Growing up, I knew my Nanu to be the quietest, gentlest of us all. While my other grandparents’ personal histories poured out as I lay in their laps and listened intently, Nanu remained tight-lipped, only answering questions about his childhood upon our insistence. Consequently, I was cautious when I asked him these questions, framing them tentatively because it seemed as though his pain was always too close to the surface, that it would brim over if we poked or prodded too much. The few stories he told us were laced with an ache I could never understand the depth of, that I perhaps only felt a fraction of when I lost him.  Butalia stresses “the importance of remembering a violent history, for the sake of those who lived through it and died, and equally the sake of those who lived through it and survived.”  
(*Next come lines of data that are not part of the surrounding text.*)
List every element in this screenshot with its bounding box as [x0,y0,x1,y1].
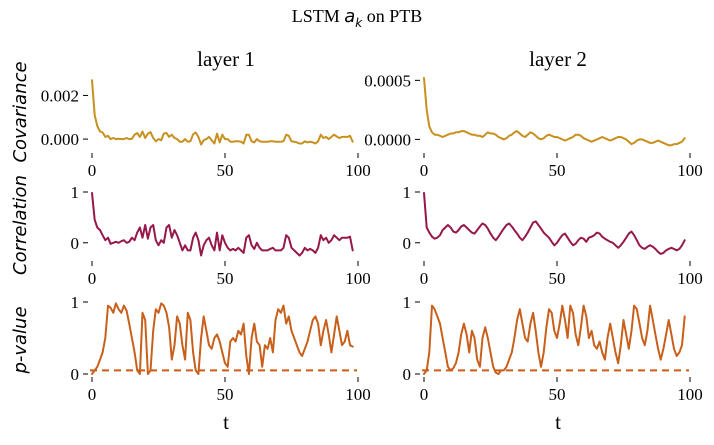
series-line-correlation-layer-1 [91,192,354,257]
y-tick-label-p-value-layer-2-1: 0 [403,365,412,384]
row-label-correlation: Correlation [10,175,31,275]
x-tick-label-covariance-layer-1-0: 0 [88,161,97,180]
subplot-covariance-layer-1: 0 50 100 0.002 0.000 [41,79,371,180]
y-tick-label-covariance-layer-1-0: 0.002 [41,86,79,105]
x-tick-label-correlation-layer-1-1: 50 [217,269,234,288]
figure-title-symbol: a [344,6,355,27]
subplot-covariance-layer-2: 0 50 100 0.0005 0.0000 [364,71,703,180]
y-tick-label-covariance-layer-2-0: 0.0005 [364,71,411,90]
figure-title-suffix: on PTB [362,6,422,26]
y-tick-label-correlation-layer-2-0: 1 [403,183,412,202]
x-tick-label-correlation-layer-1-0: 0 [88,269,97,288]
y-tick-label-p-value-layer-1-1: 0 [71,365,80,384]
series-line-correlation-layer-2 [423,192,686,255]
x-tick-label-p-value-layer-2-1: 50 [549,385,566,404]
x-tick-label-covariance-layer-1-1: 50 [217,161,234,180]
x-tick-label-correlation-layer-1-2: 100 [345,269,371,288]
row-label-p-value: p-value [10,306,31,374]
x-tick-label-covariance-layer-1-2: 100 [345,161,371,180]
column-title-layer-1: layer 1 [197,47,255,71]
series-line-p-value-layer-2 [423,304,686,375]
x-tick-label-correlation-layer-2-0: 0 [420,269,429,288]
x-tick-label-correlation-layer-2-1: 50 [549,269,566,288]
y-tick-label-covariance-layer-1-1: 0.000 [41,130,79,149]
subplot-correlation-layer-1: 0 50 100 1 0 [71,183,371,288]
x-tick-label-p-value-layer-2-0: 0 [420,385,429,404]
x-tick-label-correlation-layer-2-2: 100 [677,269,703,288]
x-axis-label-layer-2: t [555,410,561,434]
row-label-covariance: Covariance [10,61,31,162]
y-tick-label-p-value-layer-1-0: 1 [71,293,80,312]
x-tick-label-p-value-layer-2-2: 100 [677,385,703,404]
y-tick-label-correlation-layer-1-0: 1 [71,183,80,202]
x-tick-label-covariance-layer-2-2: 100 [677,161,703,180]
column-title-layer-2: layer 2 [529,47,587,71]
x-tick-label-covariance-layer-2-1: 50 [549,161,566,180]
x-tick-label-p-value-layer-1-2: 100 [345,385,371,404]
x-axis-label-layer-1: t [223,410,229,434]
series-line-p-value-layer-1 [91,302,354,375]
y-tick-label-p-value-layer-2-0: 1 [403,293,412,312]
series-line-covariance-layer-2 [423,77,686,147]
figure-title-prefix: LSTM [292,6,345,26]
y-tick-label-correlation-layer-1-1: 0 [71,234,80,253]
x-tick-label-p-value-layer-1-0: 0 [88,385,97,404]
y-tick-label-covariance-layer-2-1: 0.0000 [364,130,411,149]
subplot-correlation-layer-2: 0 50 100 1 0 [403,183,703,288]
x-tick-label-p-value-layer-1-1: 50 [217,385,234,404]
series-line-covariance-layer-1 [91,79,354,146]
subplot-p-value-layer-1: 0 50 100 1 0 [71,293,371,404]
figure-title-subscript: k [355,16,363,30]
figure-title: LSTM ak on PTB [292,6,423,30]
x-tick-label-covariance-layer-2-0: 0 [420,161,429,180]
y-tick-label-correlation-layer-2-1: 0 [403,234,412,253]
subplot-p-value-layer-2: 0 50 100 1 0 [403,293,703,404]
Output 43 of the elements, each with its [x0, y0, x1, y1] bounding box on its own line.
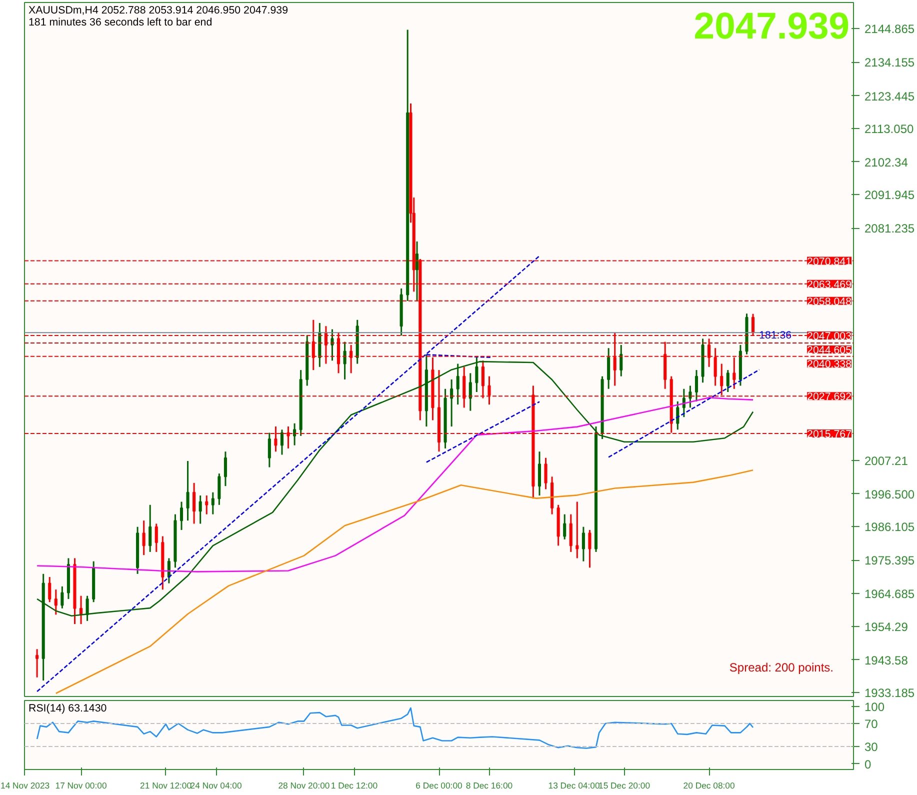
- y-tick-label: 2091.945: [864, 188, 915, 202]
- chart-title: RSI(14) 63.1430: [28, 702, 107, 714]
- ref-line-label: 2047.003: [807, 330, 852, 343]
- y-tick-label: 2081.235: [864, 222, 915, 236]
- y-tick-label: 2144.865: [864, 22, 915, 36]
- chart-title: XAUUSDm,H4 2052.788 2053.914 2046.950 2047.939: [28, 4, 288, 16]
- y-tick-label: 30: [864, 740, 878, 754]
- y-tick-label: 2113.050: [864, 122, 914, 136]
- ref-line-label: 2044.605: [807, 344, 852, 357]
- y-tick-label: 1954.29: [864, 620, 908, 634]
- ref-line-label: 2058.048: [807, 296, 852, 308]
- x-tick-label: 15 Dec 20:00: [598, 780, 650, 790]
- y-tick-label: 1933.185: [864, 686, 915, 700]
- x-tick-label: 14 Nov 2023: [0, 780, 50, 790]
- y-tick-label: 0: [864, 757, 872, 772]
- y-tick-label: 1964.685: [864, 587, 915, 602]
- y-tick-label: 2102.34: [864, 156, 908, 170]
- x-tick-label: 6 Dec 00:00: [416, 780, 463, 790]
- x-tick-label: 8 Dec 16:00: [466, 780, 513, 790]
- ref-line-label: 2015.767: [807, 428, 852, 440]
- x-tick-label: 13 Dec 04:00: [548, 780, 600, 790]
- ref-line-label: 2040.338: [807, 358, 852, 371]
- x-tick-label: 28 Nov 20:00: [278, 780, 330, 790]
- x-tick-label: 1 Dec 12:00: [330, 780, 378, 790]
- annotation: Spread: 200 points.: [729, 660, 834, 674]
- x-tick-label: 24 Nov 04:00: [190, 780, 242, 790]
- y-tick-label: 2123.445: [864, 89, 915, 104]
- annotation: 2047.939: [694, 4, 850, 46]
- ref-line-label: 2070.841: [807, 256, 852, 268]
- text: 181 minutes 36 seconds left to bar end: [28, 16, 212, 28]
- y-tick-label: 1996.500: [864, 487, 915, 502]
- x-tick-label: 17 Nov 00:00: [55, 780, 107, 790]
- y-tick-label: 100: [864, 700, 885, 714]
- ref-line-label: 2027.692: [807, 391, 852, 404]
- y-tick-label: 1943.58: [864, 653, 908, 668]
- y-tick-label: 1986.105: [864, 520, 915, 534]
- y-tick-label: 2007.21: [864, 454, 908, 468]
- ref-line-label: 2063.469: [807, 278, 852, 291]
- x-tick-label: 20 Dec 08:00: [683, 780, 735, 790]
- y-tick-label: 70: [864, 717, 878, 731]
- y-tick-label: 2134.155: [864, 56, 915, 70]
- x-tick-label: 21 Nov 12:00: [140, 780, 192, 790]
- y-tick-label: 1975.395: [864, 554, 915, 568]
Nanu came from a land I may never get a chance to see, spoke an Afghani dialect of Punjabi I never got to hear because only his parents and brother understood it, because his family suppressed, eliminated this language in an attempt to fit into what would be their new home for the rest of their lives. I never fully understood Nanu’s suffering, his isolation, which has perhaps made me even more sensitive to it, more apprehensive of writing this story, more fearful of what we lose when we lose art, music, stories from beyond borders. What we lose is not just a language, a culture, the potential of a more expansive brotherhood that goes beyond the limits of manmade boundaries. What we lose is something more intrinsic: our kindness, our empathy, our humanity. The memory that this was once a shared history and even today, continues to be. We lose the ability to look at someone, who may, at first glance, seem completely alien to us—a 48 year-old Muslim qawwali singer from a newly-created Pakistan, for instance—and realise: I see parts of myself in you.

Written at The Art Farm Residency in November 2025, Goa.